Maurie stepped in and closed the door, then waved at Ernie. He and the salesman waved back.
There was also a huge party and dinner at an expensive French restaurant. Ernie thought turning fifty was an important event, a transition from living to preparing for death. Thus the new shower.
It took the contractor two months to install the shower. They had to practically knock out a wall to put all the glass in. But when it was finished, there it was–glass so clean and clear it looked like air.
When Maurie first used it—a full month after her birthday—she waited until Ernie had left for work, then stepped inside, closed the door, and looked at herself in the mirror opposite the shower. Her thighs billowed out under her hips and her breasts hung down like eggplants. The water came at her head with fury, plastering her hair to her full face, which made it appear more swollen and worn than she felt.

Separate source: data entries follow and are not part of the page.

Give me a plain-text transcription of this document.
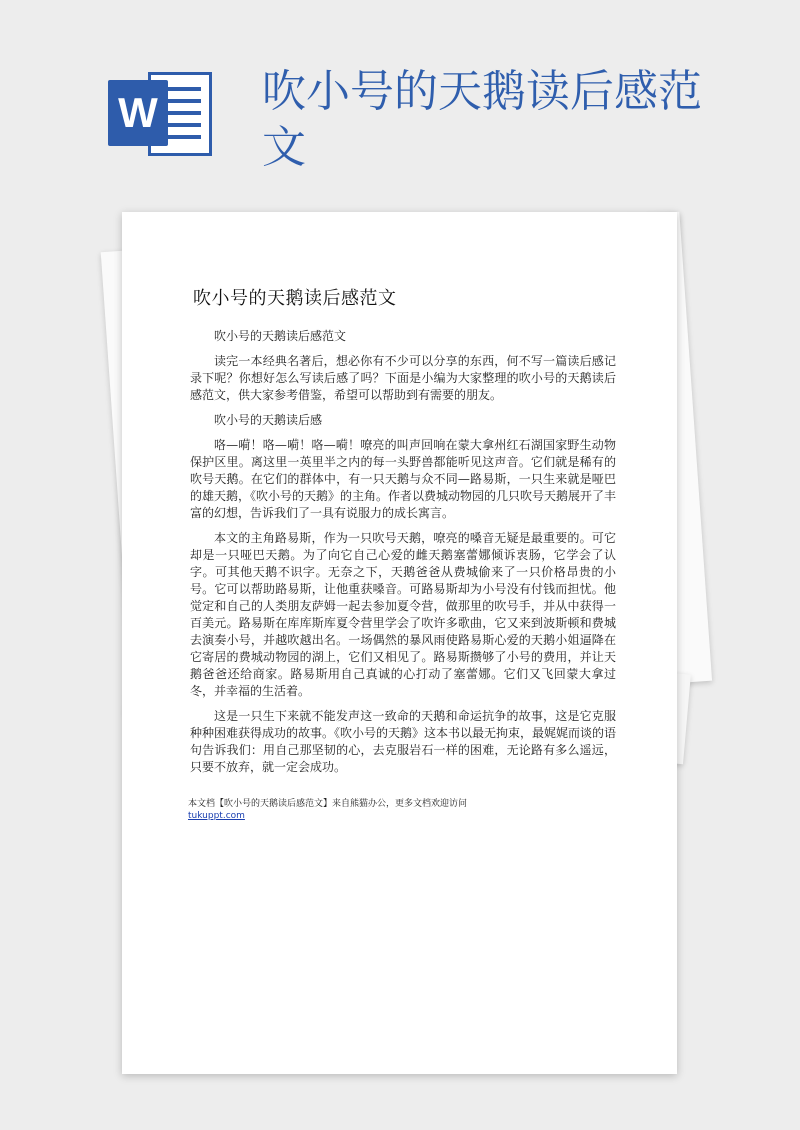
W 吹小号的天鹅读后感范文
吹小号的天鹅读后感范文

吹小号的天鹅读后感范文

读完一本经典名著后，想必你有不少可以分享的东西，何不写一篇读后感记录下呢？你想好怎么写读后感了吗？下面是小编为大家整理的吹小号的天鹅读后感范文，供大家参考借鉴，希望可以帮助到有需要的朋友。

吹小号的天鹅读后感

咯—嗬！咯—嗬！咯—嗬！嘹亮的叫声回响在蒙大拿州红石湖国家野生动物保护区里。离这里一英里半之内的每一头野兽都能听见这声音。它们就是稀有的吹号天鹅。在它们的群体中，有一只天鹅与众不同—路易斯，一只生来就是哑巴的雄天鹅，《吹小号的天鹅》的主角。作者以费城动物园的几只吹号天鹅展开了丰富的幻想，告诉我们了一具有说服力的成长寓言。

本文的主角路易斯，作为一只吹号天鹅，嘹亮的嗓音无疑是最重要的。可它却是一只哑巴天鹅。为了向它自己心爱的雌天鹅塞蕾娜倾诉衷肠，它学会了认字。可其他天鹅不识字。无奈之下，天鹅爸爸从费城偷来了一只价格昂贵的小号。它可以帮助路易斯，让他重获嗓音。可路易斯却为小号没有付钱而担忧。他觉定和自己的人类朋友萨姆一起去参加夏令营，做那里的吹号手，并从中获得一百美元。路易斯在库库斯库夏令营里学会了吹许多歌曲，它又来到波斯顿和费城去演奏小号，并越吹越出名。一场偶然的暴风雨使路易斯心爱的天鹅小姐逼降在它寄居的费城动物园的湖上，它们又相见了。路易斯攒够了小号的费用，并让天鹅爸爸还给商家。路易斯用自己真诚的心打动了塞蕾娜。它们又飞回蒙大拿过冬，并幸福的生活着。

这是一只生下来就不能发声这一致命的天鹅和命运抗争的故事，这是它克服种种困难获得成功的故事。《吹小号的天鹅》这本书以最无拘束，最娓娓而谈的语句告诉我们：用自己那坚韧的心，去克服岩石一样的困难，无论路有多么遥远，只要不放弃，就一定会成功。

本文档【吹小号的天鹅读后感范文】来自熊猫办公，更多文档欢迎访问
tukuppt.com
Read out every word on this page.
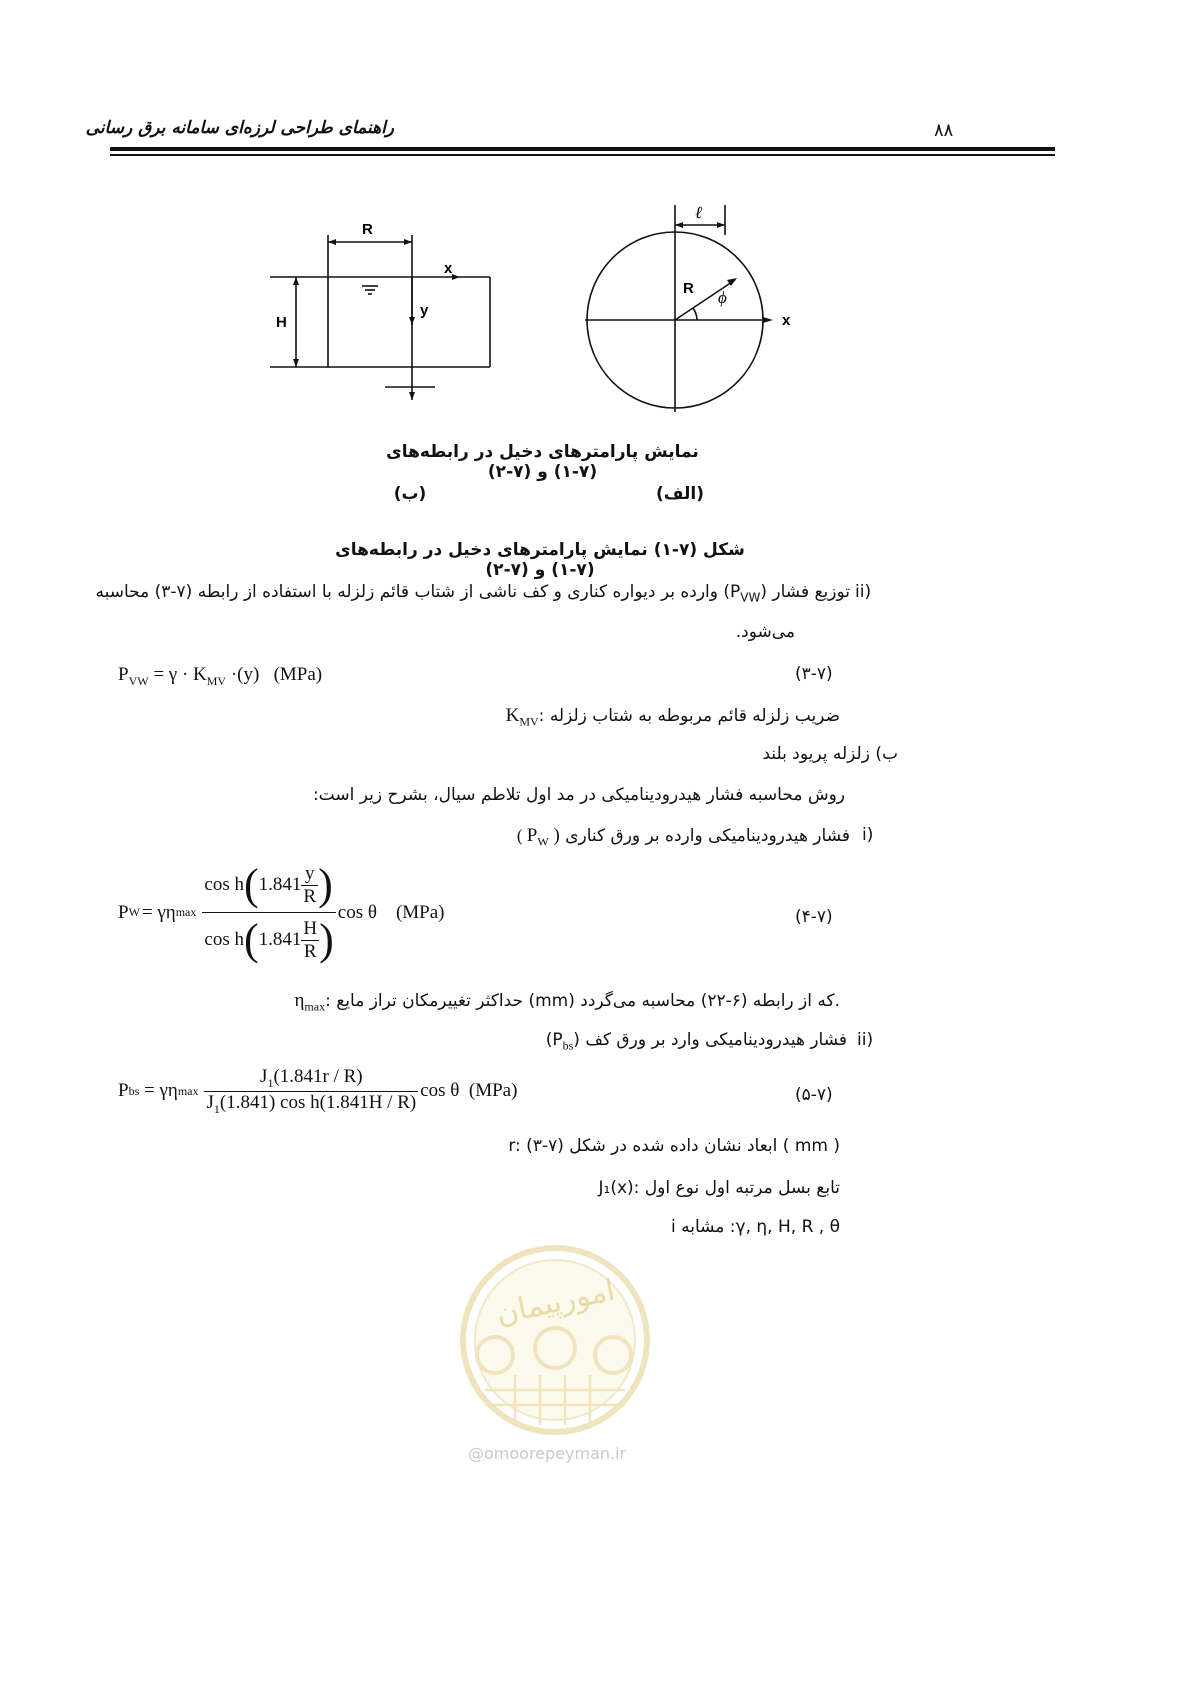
۸۸
راهنمای طراحی لرزه‌ای سامانه برق رسانی
R
x
y
H
ℓ
R ϕ
x
نمایش پارامترهای دخیل در رابطه‌های (۷-۱) و (۷-۲)
(ب)	(الف)
شکل (۷-۱) نمایش پارامترهای دخیل در رابطه‌های (۷-۱) و (۷-۲)
ii)
توزیع فشار $(P_{VW})$ وارده بر دیواره کناری و کف ناشی از شتاب قائم زلزله با استفاده از رابطه (۷-۳) محاسبه
می‌شود.
$P_{VW} = \gamma \cdot K_{MV} \cdot(y)$   (MPa)	(۳-۷)
$K_{MV}$: ضریب زلزله قائم مربوطه به شتاب زلزله
ب) زلزله پریود بلند
روش محاسبه فشار هیدرودینامیکی در مد اول تلاطم سیال، بشرح زیر است:
i)
فشار هیدرودینامیکی وارده بر ورق کناری ( $P_W$ )
P W = γη $\max \frac{\cos h ( 1.841 \frac{y}{R} )}{\cos h ( 1.841 \frac{H}{R} )}$ cos θ    (MPa)	(۴-۷)
$\eta_{max}$: حداکثر تغییرمکان تراز مایع (mm) که از رابطه (۶-۲۲) محاسبه می‌گردد.
ii)
فشار هیدرودینامیکی وارد بر ورق کف $(P_{bs})$
P bs = γη $\max \frac{J_1(1.841r / R)}{J_1(1.841) \cos h(1.841H / R)}$ cos θ  (MPa)	(۵-۷)
r: ابعاد نشان داده شده در شکل (۷-۳) ( mm )
J₁(x): تابع بسل مرتبه اول نوع اول
i مشابه :γ, η, H, R , θ
امورپیمان
@omoorepeyman.ir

She squeezed her eyes together, but they sprang back open. She turned towards the one side that was tile, but her body slowly rotated left, and she found herself facing the glass door, staring at herself again. She ran the bar of soap over her skin, then lathered her hair. The suds oozed towards her eyes and mouth. She turned to put up her soap, but looked back over her shoulder at the mirror again. Her butt was wide and dimpled. She gave up, turned and faced herself.
Here she was, Maurie, a wet fifty-one-year-old woman who just turned fifty.
Maurie had celebrated her real fiftieth birthday a year earlier, alone, at a bar in another town. She had ordered a piece of strawberry cheesecake and a pint of Bass ale. After her first sip, she sang, in a whisper, happy birthday to me.
She wasn’t a liar, not really. She just told a big lie twenty-one years ago when she met Ernie. Thirty years old had sounded too old for a man who was twenty-eight. She planned on confessing at forty, but by then her best friend was thirty-eight, and she didn’t want to be that much older than her best friend. In the past few years, in preparation for her truth, she had befriended old people. Her new best friend, Lorene, was seventy-five.
Maurie turned up the hot water and the glass fogged over. She rinsed her hair in the private space the fog provided, then shut off the water. The last bit of water dripped upon the drain; the air conditioner clicked back on; her pug whined at the bathroom door.
Maurie took her index finger and wrote, “51” on the door. She erased it, then wrote, “fifty-one.” She erased “one,” leaving only “fifty.” She put the “one” back. She erased it. She wrote “one” in very large letters. ONE.
This “one” was something her friend Lorene would accept, she was sure of it. She tried to imagine Ernie accepting “one.” Perhaps they could take a shower together and she would write “one,” like now.
One.
She would take his hand with its gnarled knuckles and veins rooted under skin. She would lift his finger, her soft hip touching his boney thigh, and trace the one.
O N E.
There they all would be– Ernie, forty-eight years of sturdy shoulders, full stomach, hairy back, Maurie, fifty-one years of flesh pushed out by her appetite and water retention. And the one.
It took a while for the fog to fade, the one to transform into rivulets pulled down by pearl-shaped drops of water. Soon the glass was clear again.